General TC > Programming & Scripting - Unofficial

[Solved]: how to sort provides.db?

<< < (2/3) > >>

Rich:
Hi CNK

--- Quote from: CNK on March 22, 2023, 09:28:54 PM --- ... But I'll at least claim bonus points for using only Busybox tools. ...
--- End quote ---
Sorry, busybox tools includes awk:

--- Code: ---tc@E310:~$ busybox
BusyBox v1.29.3 (2018-12-19 15:29:37 UTC) multi-call binary.
BusyBox is copyrighted by many authors between 1998-2015.
Licensed under GPLv2. See source distribution for detailed
copyright notices.

 ----- Snip -----

Currently defined functions:
        [, [[, addgroup, adduser, adjtimex, ar, arp, arping, ash, awk,
 ----- Snip -----
--- End code ---

Bonus points denied.  ::)

CNK:

--- Quote from: Rich on March 22, 2023, 10:39:17 PM ---Hi CNK

--- Quote from: CNK on March 22, 2023, 09:28:54 PM --- ... But I'll at least claim bonus points for using only Busybox tools. ...
--- End quote ---
Sorry, busybox tools includes awk:

--- Code: ---tc@E310:~$ busybox
BusyBox v1.29.3 (2018-12-19 15:29:37 UTC) multi-call binary.
BusyBox is copyrighted by many authors between 1998-2015.
Licensed under GPLv2. See source distribution for detailed
copyright notices.

 ----- Snip -----

Currently defined functions:
        [, [[, addgroup, adduser, adjtimex, ar, arp, arping, ash, awk,
 ----- Snip -----
--- End code ---

Bonus points denied.  ::)

--- End quote ---

Ah but I made sure to check that mine was compatible with the Busybox versions of all the tools, whereas:

--- Quote ---The asorti function (available in GNU awk) was the key.

--- End quote ---

Bonus points reinstated?

GNUser:
I like both solutions.

Rich's helped me solved a problem I've found daunting for a long time. Very satisfying, especially considering how fast awk dispatches the job.
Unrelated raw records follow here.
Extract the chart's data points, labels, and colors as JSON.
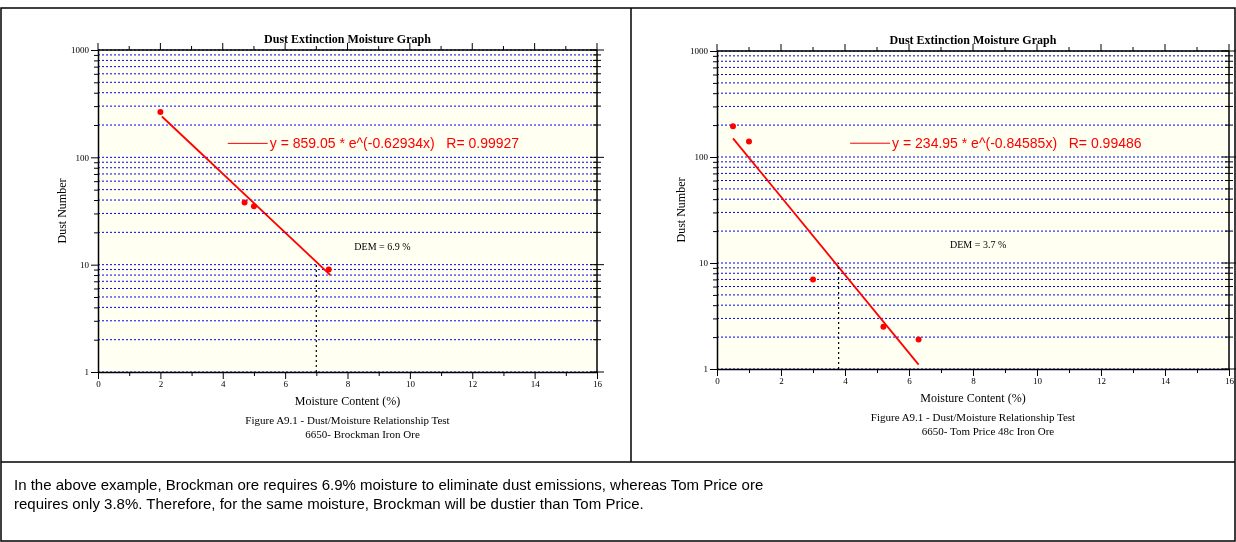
{
  "chart_data": [
    {
      "type": "scatter",
      "title": "Dust Extinction Moisture Graph",
      "xlabel": "Moisture Content (%)",
      "ylabel": "Dust Number",
      "log": "y",
      "xlim": [
        0,
        16
      ],
      "xticks": [
        0,
        {
          "value": 1,
          "label": null
        },
        2,
        {
          "value": 3,
          "label": null
        },
        4,
        {
          "value": 5,
          "label": null
        },
        6,
        {
          "value": 7,
          "label": null
        },
        8,
        {
          "value": 9,
          "label": null
        },
        10,
        {
          "value": 11,
          "label": null
        },
        12,
        {
          "value": 13,
          "label": null
        },
        14,
        {
          "value": 15,
          "label": null
        },
        16
      ],
      "ylim": [
        1,
        1000
      ],
      "yticks": [
        1,
        {
          "value": 2,
          "label": null
        },
        {
          "value": 3,
          "label": null
        },
        {
          "value": 4,
          "label": null
        },
        {
          "value": 5,
          "label": null
        },
        {
          "value": 6,
          "label": null
        },
        {
          "value": 7,
          "label": null
        },
        {
          "value": 8,
          "label": null
        },
        {
          "value": 9,
          "label": null
        },
        10,
        {
          "value": 20,
          "label": null
        },
        {
          "value": 30,
          "label": null
        },
        {
          "value": 40,
          "label": null
        },
        {
          "value": 50,
          "label": null
        },
        {
          "value": 60,
          "label": null
        },
        {
          "value": 70,
          "label": null
        },
        {
          "value": 80,
          "label": null
        },
        {
          "value": 90,
          "label": null
        },
        100,
        {
          "value": 200,
          "label": null
        },
        {
          "value": 300,
          "label": null
        },
        {
          "value": 400,
          "label": null
        },
        {
          "value": 500,
          "label": null
        },
        {
          "value": 600,
          "label": null
        },
        {
          "value": 700,
          "label": null
        },
        {
          "value": 800,
          "label": null
        },
        {
          "value": 900,
          "label": null
        },
        1000
      ],
      "grid": "y",
      "legend": "top",
      "series": [
        {
          "type": "scatter",
          "color": "#ff0000",
          "marker": "circle",
          "x": [
            2.0,
            4.7,
            5.0,
            7.4
          ],
          "values": [
            265,
            38,
            35,
            9
          ]
        },
        {
          "type": "line",
          "name": "y = 859.05 * e^(-0.62934x)   R= 0.99927",
          "color": "#ff0000",
          "line_style": "solid",
          "x": [
            2.05,
            7.45
          ],
          "values": [
            240,
            8
          ]
        },
        {
          "type": "line",
          "color": "#000000",
          "line_style": "dotted",
          "x": [
            7.0,
            7.0
          ],
          "values": [
            1,
            10
          ]
        }
      ],
      "annotations": [
        "DEM = 6.9 %",
        "Figure A9.1 - Dust/Moisture Relationship Test",
        "6650- Brockman Iron Ore"
      ]
    },
    {
      "type": "scatter",
      "title": "Dust Extinction Moisture Graph",
      "xlabel": "Moisture Content (%)",
      "ylabel": "Dust Number",
      "log": "y",
      "xlim": [
        0,
        16
      ],
      "xticks": [
        0,
        {
          "value": 1,
          "label": null
        },
        2,
        {
          "value": 3,
          "label": null
        },
        4,
        {
          "value": 5,
          "label": null
        },
        6,
        {
          "value": 7,
          "label": null
        },
        8,
        {
          "value": 9,
          "label": null
        },
        10,
        {
          "value": 11,
          "label": null
        },
        12,
        {
          "value": 13,
          "label": null
        },
        14,
        {
          "value": 15,
          "label": null
        },
        16
      ],
      "ylim": [
        1,
        1000
      ],
      "yticks": [
        1,
        {
          "value": 2,
          "label": null
        },
        {
          "value": 3,
          "label": null
        },
        {
          "value": 4,
          "label": null
        },
        {
          "value": 5,
          "label": null
        },
        {
          "value": 6,
          "label": null
        },
        {
          "value": 7,
          "label": null
        },
        {
          "value": 8,
          "label": null
        },
        {
          "value": 9,
          "label": null
        },
        10,
        {
          "value": 20,
          "label": null
        },
        {
          "value": 30,
          "label": null
        },
        {
          "value": 40,
          "label": null
        },
        {
          "value": 50,
          "label": null
        },
        {
          "value": 60,
          "label": null
        },
        {
          "value": 70,
          "label": null
        },
        {
          "value": 80,
          "label": null
        },
        {
          "value": 90,
          "label": null
        },
        100,
        {
          "value": 200,
          "label": null
        },
        {
          "value": 300,
          "label": null
        },
        {
          "value": 400,
          "label": null
        },
        {
          "value": 500,
          "label": null
        },
        {
          "value": 600,
          "label": null
        },
        {
          "value": 700,
          "label": null
        },
        {
          "value": 800,
          "label": null
        },
        {
          "value": 900,
          "label": null
        },
        1000
      ],
      "grid": "y",
      "legend": "top",
      "series": [
        {
          "type": "scatter",
          "color": "#ff0000",
          "marker": "circle",
          "x": [
            0.5,
            1.0,
            3.0,
            5.2,
            6.3
          ],
          "values": [
            195,
            140,
            7,
            2.5,
            1.9
          ]
        },
        {
          "type": "line",
          "name": "y = 234.95 * e^(-0.84585x)   R= 0.99486",
          "color": "#ff0000",
          "line_style": "solid",
          "x": [
            0.5,
            6.3
          ],
          "values": [
            150,
            1.1
          ]
        },
        {
          "type": "line",
          "color": "#000000",
          "line_style": "dotted",
          "x": [
            3.8,
            3.8
          ],
          "values": [
            1,
            10
          ]
        }
      ],
      "annotations": [
        "DEM = 3.7 %",
        "Figure A9.1 - Dust/Moisture Relationship Test",
        "6650- Tom Price 48c Iron Ore"
      ]
    },
    {
      "type": "other",
      "annotations": [
        "In the above example, Brockman ore requires 6.9% moisture to eliminate dust emissions, whereas Tom Price ore",
        "requires only 3.8%.  Therefore, for the same moisture, Brockman will be dustier than Tom Price."
      ]
    }
  ]
}
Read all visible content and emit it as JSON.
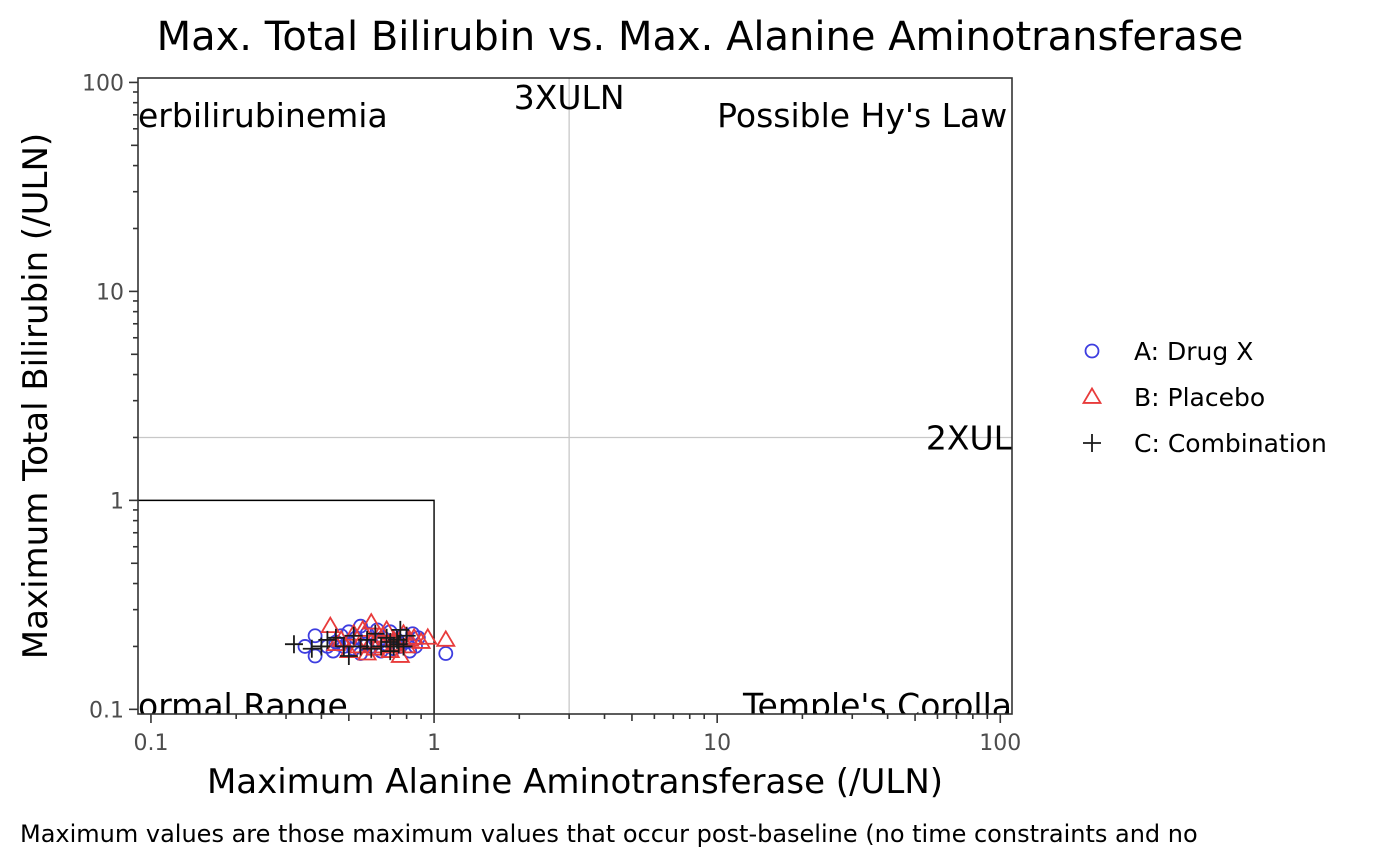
{
  "chart_data": {
    "type": "scatter",
    "title": "Max. Total Bilirubin vs. Max. Alanine Aminotransferase",
    "xlabel": "Maximum Alanine Aminotransferase (/ULN)",
    "ylabel": "Maximum Total Bilirubin (/ULN)",
    "caption": "Maximum values are those maximum values that occur post-baseline (no time constraints and no",
    "xscale": "log",
    "yscale": "log",
    "xlim": [
      0.09,
      110
    ],
    "ylim": [
      0.095,
      105
    ],
    "xticks": [
      {
        "value": 0.1,
        "label": "0.1"
      },
      {
        "value": 1,
        "label": "1"
      },
      {
        "value": 10,
        "label": "10"
      },
      {
        "value": 100,
        "label": "100"
      }
    ],
    "yticks": [
      {
        "value": 0.1,
        "label": "0.1"
      },
      {
        "value": 1,
        "label": "1"
      },
      {
        "value": 10,
        "label": "10"
      },
      {
        "value": 100,
        "label": "100"
      }
    ],
    "reference_lines": {
      "x": 3,
      "y": 2,
      "normal_range_box": {
        "x": 1,
        "y": 1
      }
    },
    "annotations": [
      {
        "text": "erbilirubinemia",
        "x": 0.09,
        "y": 70,
        "anchor": "start"
      },
      {
        "text": "3XULN",
        "x": 3,
        "y": 85,
        "anchor": "middle"
      },
      {
        "text": "Possible Hy's Law R",
        "x": 10,
        "y": 70,
        "anchor": "start"
      },
      {
        "text": "2XUL",
        "x": 110,
        "y": 2,
        "anchor": "end"
      },
      {
        "text": "ormal Range",
        "x": 0.09,
        "y": 0.105,
        "anchor": "start"
      },
      {
        "text": "Temple's Corolla",
        "x": 110,
        "y": 0.105,
        "anchor": "end"
      }
    ],
    "legend_position": "right",
    "series": [
      {
        "name": "A: Drug X",
        "marker": "circle",
        "color": "#3d3de0",
        "points": [
          [
            0.35,
            0.2
          ],
          [
            0.38,
            0.18
          ],
          [
            0.38,
            0.225
          ],
          [
            0.42,
            0.2
          ],
          [
            0.44,
            0.19
          ],
          [
            0.45,
            0.21
          ],
          [
            0.47,
            0.225
          ],
          [
            0.48,
            0.2
          ],
          [
            0.5,
            0.235
          ],
          [
            0.5,
            0.21
          ],
          [
            0.52,
            0.195
          ],
          [
            0.53,
            0.22
          ],
          [
            0.55,
            0.25
          ],
          [
            0.55,
            0.185
          ],
          [
            0.57,
            0.205
          ],
          [
            0.58,
            0.23
          ],
          [
            0.6,
            0.2
          ],
          [
            0.62,
            0.215
          ],
          [
            0.63,
            0.24
          ],
          [
            0.65,
            0.19
          ],
          [
            0.66,
            0.22
          ],
          [
            0.68,
            0.205
          ],
          [
            0.7,
            0.235
          ],
          [
            0.72,
            0.195
          ],
          [
            0.74,
            0.215
          ],
          [
            0.76,
            0.2
          ],
          [
            0.78,
            0.225
          ],
          [
            0.8,
            0.21
          ],
          [
            0.82,
            0.19
          ],
          [
            0.84,
            0.23
          ],
          [
            0.86,
            0.2
          ],
          [
            0.88,
            0.22
          ],
          [
            1.1,
            0.185
          ],
          [
            0.46,
            0.205
          ],
          [
            0.64,
            0.21
          ]
        ]
      },
      {
        "name": "B: Placebo",
        "marker": "triangle",
        "color": "#e83b3b",
        "points": [
          [
            0.43,
            0.25
          ],
          [
            0.45,
            0.205
          ],
          [
            0.47,
            0.215
          ],
          [
            0.5,
            0.19
          ],
          [
            0.52,
            0.23
          ],
          [
            0.54,
            0.2
          ],
          [
            0.56,
            0.24
          ],
          [
            0.58,
            0.185
          ],
          [
            0.6,
            0.26
          ],
          [
            0.6,
            0.21
          ],
          [
            0.62,
            0.195
          ],
          [
            0.64,
            0.225
          ],
          [
            0.66,
            0.2
          ],
          [
            0.68,
            0.24
          ],
          [
            0.7,
            0.19
          ],
          [
            0.72,
            0.215
          ],
          [
            0.74,
            0.2
          ],
          [
            0.76,
            0.18
          ],
          [
            0.78,
            0.23
          ],
          [
            0.8,
            0.2
          ],
          [
            0.82,
            0.215
          ],
          [
            0.85,
            0.22
          ],
          [
            0.9,
            0.21
          ],
          [
            0.95,
            0.22
          ],
          [
            1.1,
            0.215
          ],
          [
            0.66,
            0.225
          ],
          [
            0.73,
            0.205
          ]
        ]
      },
      {
        "name": "C: Combination",
        "marker": "plus",
        "color": "#1a1a1a",
        "points": [
          [
            0.32,
            0.205
          ],
          [
            0.37,
            0.195
          ],
          [
            0.4,
            0.2
          ],
          [
            0.42,
            0.215
          ],
          [
            0.45,
            0.22
          ],
          [
            0.48,
            0.2
          ],
          [
            0.5,
            0.18
          ],
          [
            0.52,
            0.225
          ],
          [
            0.55,
            0.2
          ],
          [
            0.58,
            0.215
          ],
          [
            0.6,
            0.195
          ],
          [
            0.62,
            0.23
          ],
          [
            0.65,
            0.2
          ],
          [
            0.68,
            0.22
          ],
          [
            0.7,
            0.19
          ],
          [
            0.72,
            0.2
          ],
          [
            0.74,
            0.215
          ],
          [
            0.76,
            0.24
          ],
          [
            0.78,
            0.2
          ],
          [
            0.8,
            0.225
          ],
          [
            0.75,
            0.205
          ],
          [
            0.7,
            0.21
          ]
        ]
      }
    ]
  }
}
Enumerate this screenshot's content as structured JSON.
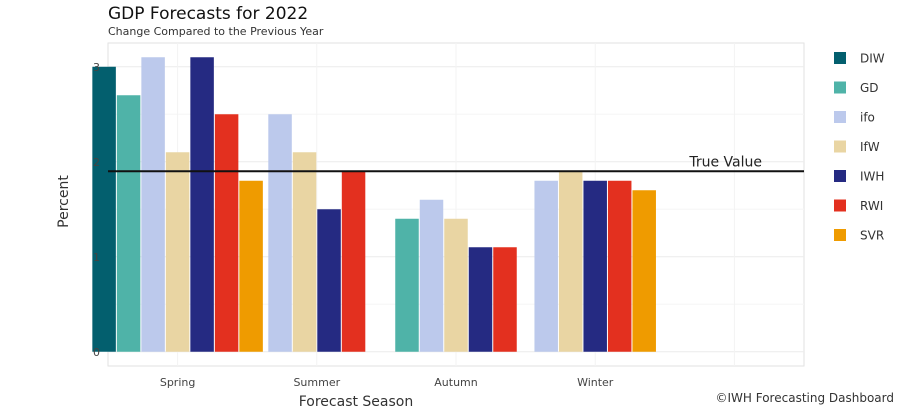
{
  "chart_data": {
    "type": "bar",
    "title": "GDP Forecasts for 2022",
    "subtitle": "Change Compared to the Previous Year",
    "xlabel": "Forecast Season",
    "ylabel": "Percent",
    "ylim": [
      -0.15,
      3.25
    ],
    "yticks": [
      0,
      1,
      2,
      3
    ],
    "grid": true,
    "legend": "right",
    "categories": [
      "Spring",
      "Summer",
      "Autumn",
      "Winter"
    ],
    "series": [
      {
        "name": "DIW",
        "color": "#035f6e",
        "values": [
          3.0,
          null,
          null,
          null
        ]
      },
      {
        "name": "GD",
        "color": "#4fb3a8",
        "values": [
          2.7,
          null,
          1.4,
          null
        ]
      },
      {
        "name": "ifo",
        "color": "#bcc9ec",
        "values": [
          3.1,
          2.5,
          1.6,
          1.8
        ]
      },
      {
        "name": "IfW",
        "color": "#e9d5a3",
        "values": [
          2.1,
          2.1,
          1.4,
          1.9
        ]
      },
      {
        "name": "IWH",
        "color": "#252a82",
        "values": [
          3.1,
          1.5,
          1.1,
          1.8
        ]
      },
      {
        "name": "RWI",
        "color": "#e3301f",
        "values": [
          2.5,
          1.9,
          1.1,
          1.8
        ]
      },
      {
        "name": "SVR",
        "color": "#ef9b00",
        "values": [
          1.8,
          null,
          null,
          1.7
        ]
      }
    ],
    "reference_line": {
      "value": 1.9,
      "label": "True Value"
    }
  },
  "credit": "©IWH Forecasting Dashboard"
}
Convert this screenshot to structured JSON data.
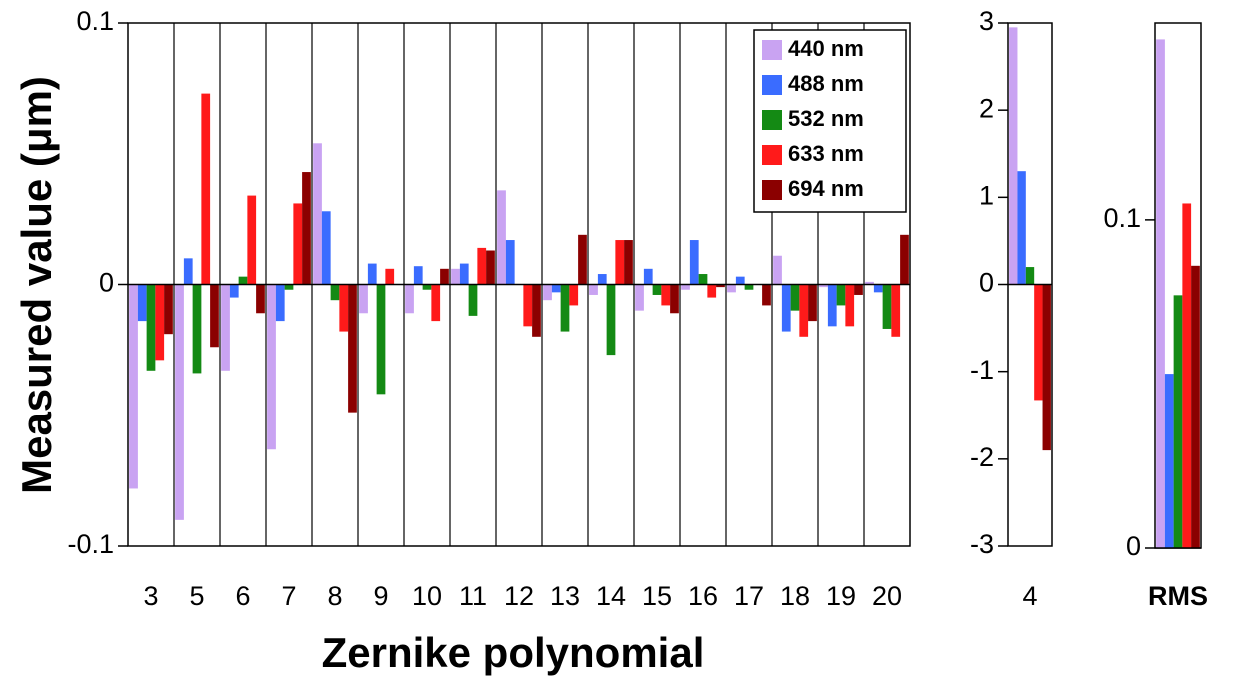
{
  "chart_data": [
    {
      "type": "bar",
      "y_label": "Measured value (μm)",
      "x_label": "Zernike polynomial",
      "categories": [
        "3",
        "5",
        "6",
        "7",
        "8",
        "9",
        "10",
        "11",
        "12",
        "13",
        "14",
        "15",
        "16",
        "17",
        "18",
        "19",
        "20"
      ],
      "ylim": [
        -0.1,
        0.1
      ],
      "yticks": [
        -0.1,
        0,
        0.1
      ],
      "legend": "top-right",
      "series": [
        {
          "name": "440 nm",
          "color": "#c9a3f2",
          "values": [
            -0.078,
            -0.09,
            -0.033,
            -0.063,
            0.054,
            -0.011,
            -0.011,
            0.006,
            0.036,
            -0.006,
            -0.004,
            -0.01,
            -0.002,
            -0.003,
            0.011,
            -0.001,
            0.001
          ]
        },
        {
          "name": "488 nm",
          "color": "#3a6cff",
          "values": [
            -0.014,
            0.01,
            -0.005,
            -0.014,
            0.028,
            0.008,
            0.007,
            0.008,
            0.017,
            -0.003,
            0.004,
            0.006,
            0.017,
            0.003,
            -0.018,
            -0.016,
            -0.003
          ]
        },
        {
          "name": "532 nm",
          "color": "#148a14",
          "values": [
            -0.033,
            -0.034,
            0.003,
            -0.002,
            -0.006,
            -0.042,
            -0.002,
            -0.012,
            0,
            -0.018,
            -0.027,
            -0.004,
            0.004,
            -0.002,
            -0.01,
            -0.008,
            -0.017
          ]
        },
        {
          "name": "633 nm",
          "color": "#ff1a1a",
          "values": [
            -0.029,
            0.073,
            0.034,
            0.031,
            -0.018,
            0.006,
            -0.014,
            0.014,
            -0.016,
            -0.008,
            0.017,
            -0.008,
            -0.005,
            0,
            -0.02,
            -0.016,
            -0.02
          ]
        },
        {
          "name": "694 nm",
          "color": "#8b0000",
          "values": [
            -0.019,
            -0.024,
            -0.011,
            0.043,
            -0.049,
            0,
            0.006,
            0.013,
            -0.02,
            0.019,
            0.017,
            -0.011,
            -0.001,
            -0.008,
            -0.014,
            -0.004,
            0.019
          ]
        }
      ]
    },
    {
      "type": "bar",
      "categories": [
        "4"
      ],
      "ylim": [
        -3,
        3
      ],
      "yticks": [
        -3,
        -2,
        -1,
        0,
        1,
        2,
        3
      ],
      "series": [
        {
          "color": "#c9a3f2",
          "values": [
            2.95
          ]
        },
        {
          "color": "#3a6cff",
          "values": [
            1.3
          ]
        },
        {
          "color": "#148a14",
          "values": [
            0.2
          ]
        },
        {
          "color": "#ff1a1a",
          "values": [
            -1.33
          ]
        },
        {
          "color": "#8b0000",
          "values": [
            -1.9
          ]
        }
      ]
    },
    {
      "type": "bar",
      "categories": [
        "RMS"
      ],
      "ylim": [
        0,
        0.16
      ],
      "yticks": [
        0,
        0.1
      ],
      "series": [
        {
          "color": "#c9a3f2",
          "values": [
            0.155
          ]
        },
        {
          "color": "#3a6cff",
          "values": [
            0.053
          ]
        },
        {
          "color": "#148a14",
          "values": [
            0.077
          ]
        },
        {
          "color": "#ff1a1a",
          "values": [
            0.105
          ]
        },
        {
          "color": "#8b0000",
          "values": [
            0.086
          ]
        }
      ]
    }
  ]
}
I like your script, CNK, especially these three ideas:
1. use only busybox tools
2. put the .list file contents in the correct place to begin with (rather than append then sort)
3. grep -A 1

CNK, I want to add two ideas:
1. If you have a local mirror and have already added new extension to info.lst and sorted info.lst, there is no need for this:
headings="`grep -n '^[^/]*\.tcz$' $provides`"
2. The r command to sed I think would work nicely here.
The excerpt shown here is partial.